A tentativa pegou os líderes do POUM e da CNT de surpresa,
mas provocou resistência massiva da classe trabalhadora,
que espontaneamente se levantou em defesa das conquistas da revolução.
Todos os documentos disponíveis hoje confirmam que os trabalhadores
teriam conseguido tomar o poder, mas, em vez disso, os líderes
do POUM e os anarquistas insistentemente chamavam pelo cessar-fogo
durante a semana de batalhas de rua que se seguiu. Apenas um pequeno
grupo de bolcheviques-leninistas afiliados à Oposição
de Esquerda, alguns membros de base do POUM e o grupo anarquista
Amigos de Durruti chamaram a tomada do poder pelos trabalhadores
e denunciaram o cessar-fogo.
Em 3-4 de maio, a cidade de Barcelona estava nas mãos
dos trabalhadores. Naquela noite, os executivos do POUM, CNT,
FAI (Federación Anarquista Ibérica) e Juventude
Libertária se encontraram numa sessão conjunta.

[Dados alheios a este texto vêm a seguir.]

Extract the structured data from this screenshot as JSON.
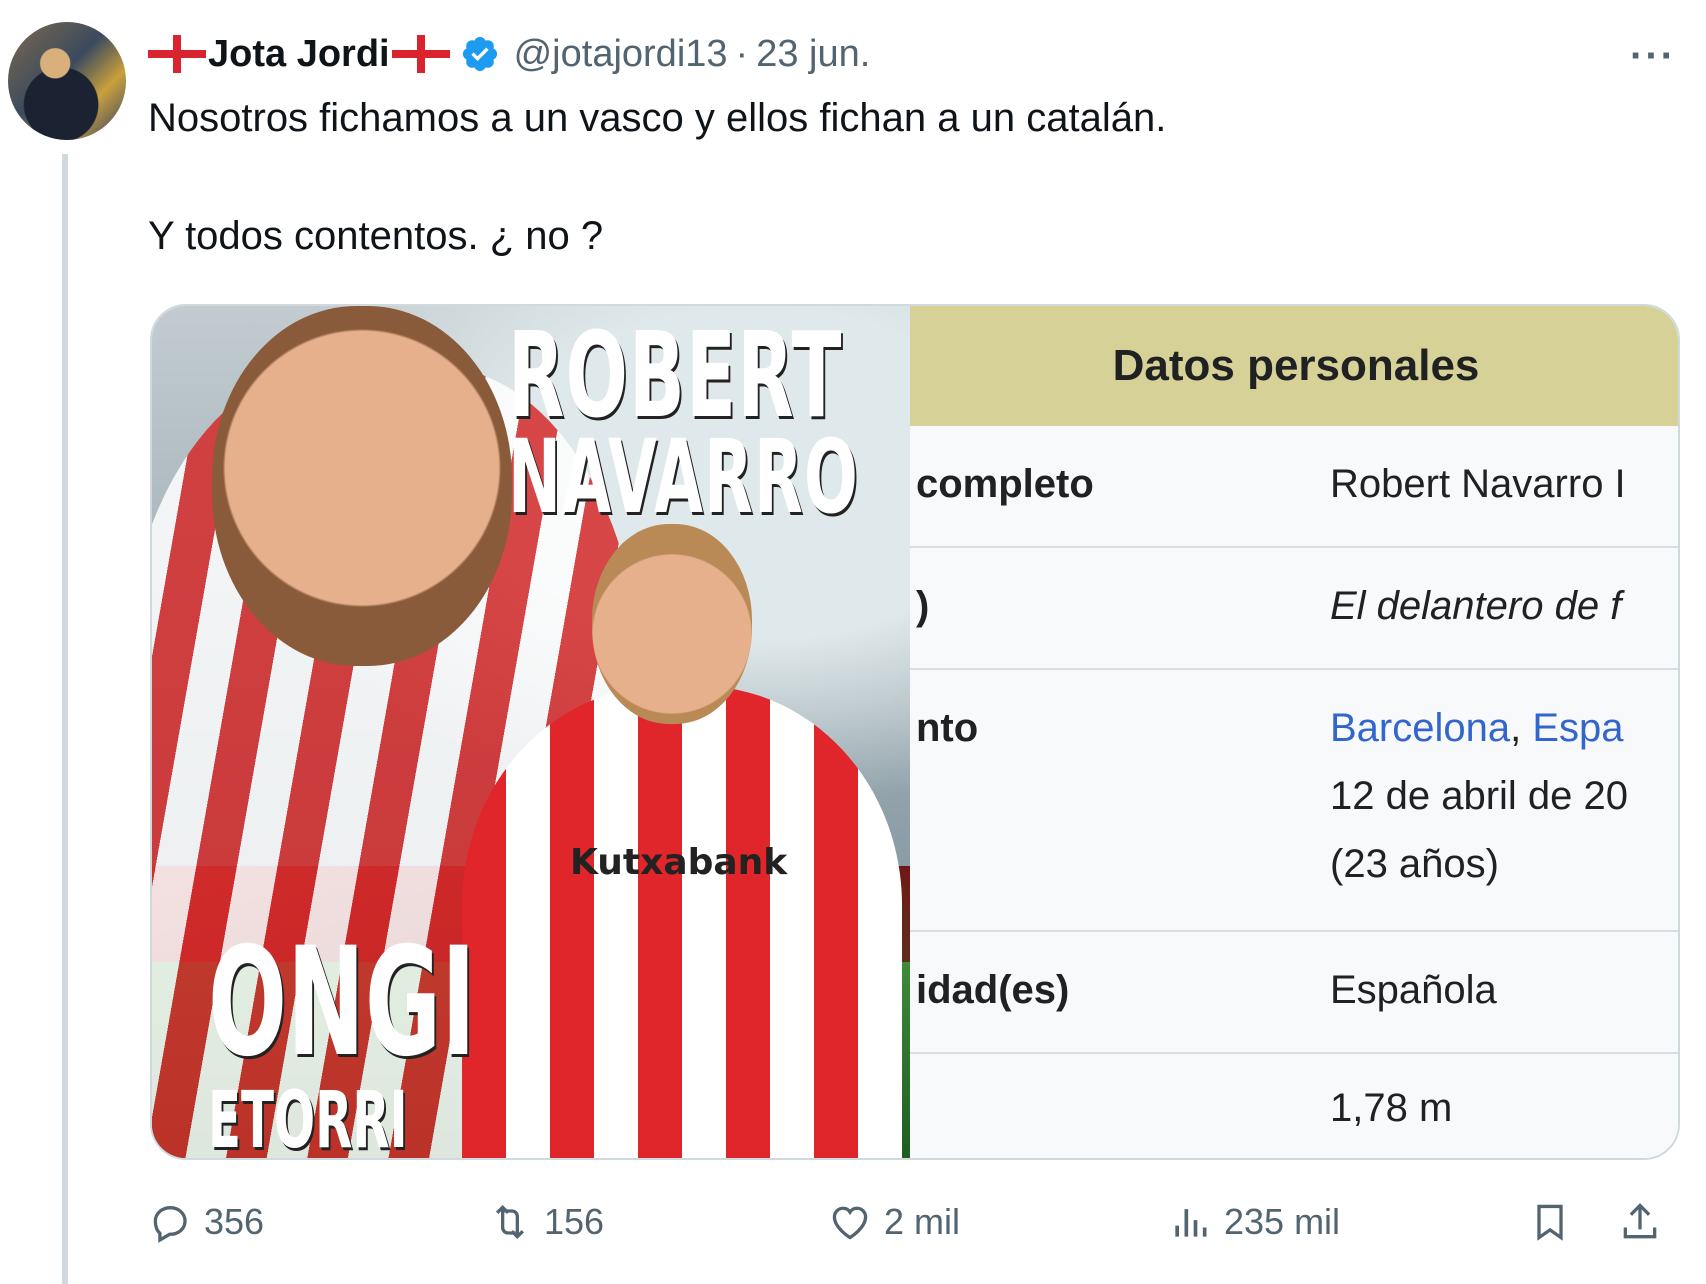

Julián Gorkin depois relembrou, "Colocamos o problema
nestes termos precisos: 'Nenhum de nós chamou as massas
de Barcelona a tomar essa ação. Essa é uma
resposta espontânea a uma provocação stalinista.
É um momento decisivo para a revolução. Ou
nos colocamos na liderança do movimento para destruir o
inimigo interno ou então o movimento cairá e o inimigo
nos destruirá. Precisamos fazer nossa escolha entre revolução
e contra-revolução'".
Não se podia colocar com mais clareza e, de fato, eles
fizeram sua escolha.
"Não nos sentíamos espiritual ou fisicamente
fortes o bastante para assumir a liderança e organizar
as massas para a resistência," disse depois um membro
da executiva do POUM. A executiva do POUM admitiu: "Teria
sido possível tomar o poder, mas nosso partido, uma força
minoritária no movimento da classe trabalhadora, não
pôde assumir a responsabilidade de emitir esse slogan".
Se eles houvessem chamado a tomada do poder, fossem ou não
um partido pequeno, os trabalhadores da CNT que estavam muito
à esquerda de seus líderes certamente os teriam
ouvido. O próprio POUM possuía por volta de 40.000
membros e um destacamento de milícia de 10.000.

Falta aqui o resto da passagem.